Oh, and only fill your jars about 3/4 full so there is room for the pudding to rise.

I filled one jar a little too full so it didn't seal properly. Richard and I tested it last night. The pudding is rich, moist and sweet with just the right amount of spice.

Carrot Pudding
Submitted by: Joyce Rehagen
Rated: 5 out of 5 by 7 members
Yields: 7 servings
"Moist, dense and spicy, this steamed pudding features grated carrots and potatoes, a handful of raisins and a fragrant mixture of ground cinnamon, cloves and allspice. Top with a rich and creamy butter sauce for a truly magical dessert."
1 cup grated carrots
1 cup peeled and shredded
1 cup white sugar
1 cup raisins
1 cup all-purpose flour
1 teaspoon baking soda
1 teaspoon ground cinnamon
1 teaspoon ground allspice
1 teaspoon ground cloves
1/2 cup butter
1/2 cup heavy whipping cream
1 cup white sugar
1 1/2 teaspoons vanilla extract
1. In a large mixing bowl, combine carrots, potatoes, sugar, raisins, flour, baking soda, ground cinnamon, all spice, and ground cloves. Transfer mixture to a clean 1 pound coffee can. Secure wax paper over the top and place the filled can in a large pot with 2 to 3 inches of water. Cover the pot and bring the water to a simmer.
2. Steam the cake for 2 hours. Serve warm.
3. Buttery sauce: In a medium-size pot, combine butter or margarine, cream, sugar, and vanilla. Heat until the mixture is liquid. Spoon mixture over the warm carrot pudding to serve.


Ami said...

You know, it's funny. When I think of pudding, it's the Jello variety... I'll have chocolate, thank you.

But the whole family tradition thing? I love that. When I cook for any holiday and am able to use things like the rolling pin my grandma used, or use a recipe from her book or have hubby carve the turkey using utensils that were in the hands of my grandfather while I ate at his table...

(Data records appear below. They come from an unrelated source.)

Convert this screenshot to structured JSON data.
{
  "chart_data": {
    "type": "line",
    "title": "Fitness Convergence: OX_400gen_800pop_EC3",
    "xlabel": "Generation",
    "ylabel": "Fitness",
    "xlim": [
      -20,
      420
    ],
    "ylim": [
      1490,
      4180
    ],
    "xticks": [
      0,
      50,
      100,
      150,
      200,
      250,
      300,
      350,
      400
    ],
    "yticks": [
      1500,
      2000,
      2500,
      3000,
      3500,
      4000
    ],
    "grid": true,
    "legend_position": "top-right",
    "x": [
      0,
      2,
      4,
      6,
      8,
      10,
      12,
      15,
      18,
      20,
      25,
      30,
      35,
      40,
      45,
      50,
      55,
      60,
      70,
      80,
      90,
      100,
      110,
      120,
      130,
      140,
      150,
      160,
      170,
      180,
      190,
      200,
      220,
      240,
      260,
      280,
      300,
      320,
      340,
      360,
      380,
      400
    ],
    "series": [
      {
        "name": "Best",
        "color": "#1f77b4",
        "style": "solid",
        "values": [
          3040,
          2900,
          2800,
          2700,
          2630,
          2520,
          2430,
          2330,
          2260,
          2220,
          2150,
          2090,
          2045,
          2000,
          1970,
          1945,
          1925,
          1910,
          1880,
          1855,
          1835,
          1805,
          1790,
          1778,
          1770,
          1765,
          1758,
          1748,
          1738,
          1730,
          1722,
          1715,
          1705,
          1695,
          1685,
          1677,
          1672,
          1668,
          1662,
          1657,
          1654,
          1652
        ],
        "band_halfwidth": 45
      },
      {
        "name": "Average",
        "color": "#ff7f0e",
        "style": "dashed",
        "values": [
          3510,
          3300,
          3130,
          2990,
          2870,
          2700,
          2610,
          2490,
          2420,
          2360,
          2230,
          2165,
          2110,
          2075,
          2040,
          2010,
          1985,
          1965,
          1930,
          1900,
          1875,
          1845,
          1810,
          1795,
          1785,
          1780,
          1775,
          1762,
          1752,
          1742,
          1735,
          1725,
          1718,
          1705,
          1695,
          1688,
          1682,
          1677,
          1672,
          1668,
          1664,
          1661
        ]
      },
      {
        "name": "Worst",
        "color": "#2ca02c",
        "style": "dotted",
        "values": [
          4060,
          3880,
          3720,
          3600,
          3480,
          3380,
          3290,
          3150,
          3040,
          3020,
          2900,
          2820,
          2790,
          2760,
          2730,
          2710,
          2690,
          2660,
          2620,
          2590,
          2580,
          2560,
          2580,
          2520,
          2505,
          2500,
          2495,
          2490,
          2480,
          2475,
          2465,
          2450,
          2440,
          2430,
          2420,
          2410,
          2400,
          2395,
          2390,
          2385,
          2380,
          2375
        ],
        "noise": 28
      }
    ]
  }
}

Well, it warms me heart. :)

noelle said...

I did a similar thing at Thanksgiving this year. My grandma made the best cranberry relish. It was the only kind I'd ever had and it was like jelly to me. I loved it. My grandma is in a home and doesn't even know any of us any more. I didn't think I would ever have her cranberry relish again.

The day before Thanksgiving I was talking to my mom and she mentioned how easy it was. I made it then, had it on my table and now my kids think it's jelly!

April said...

Looks very yummy. Good for you!! ♥

kitten said...

That does sound good. Glad you can turn it around and make it turn out for the good.

Anonymous said...

We made this pudding as a fundraiser in senior year of high school! The school did it every year, with the grade 12s on the assembly line. Ours was steamed in apple juice tins with tin foil over the tops, then frozen to wait for Christmas. The first time I had it I was really surprised that it was so tasty, and that you can't taste the vegetables.

Mmmm, wanting some now.

Anonymous said...

Hi Jen,

I wanted to thank you for the lovely message you left on my blog the other day. It's a great idea, and one I might try with my family (about how to divide your time during the holidays).

Also, this recipe looks amazing! I'll have to give it a try.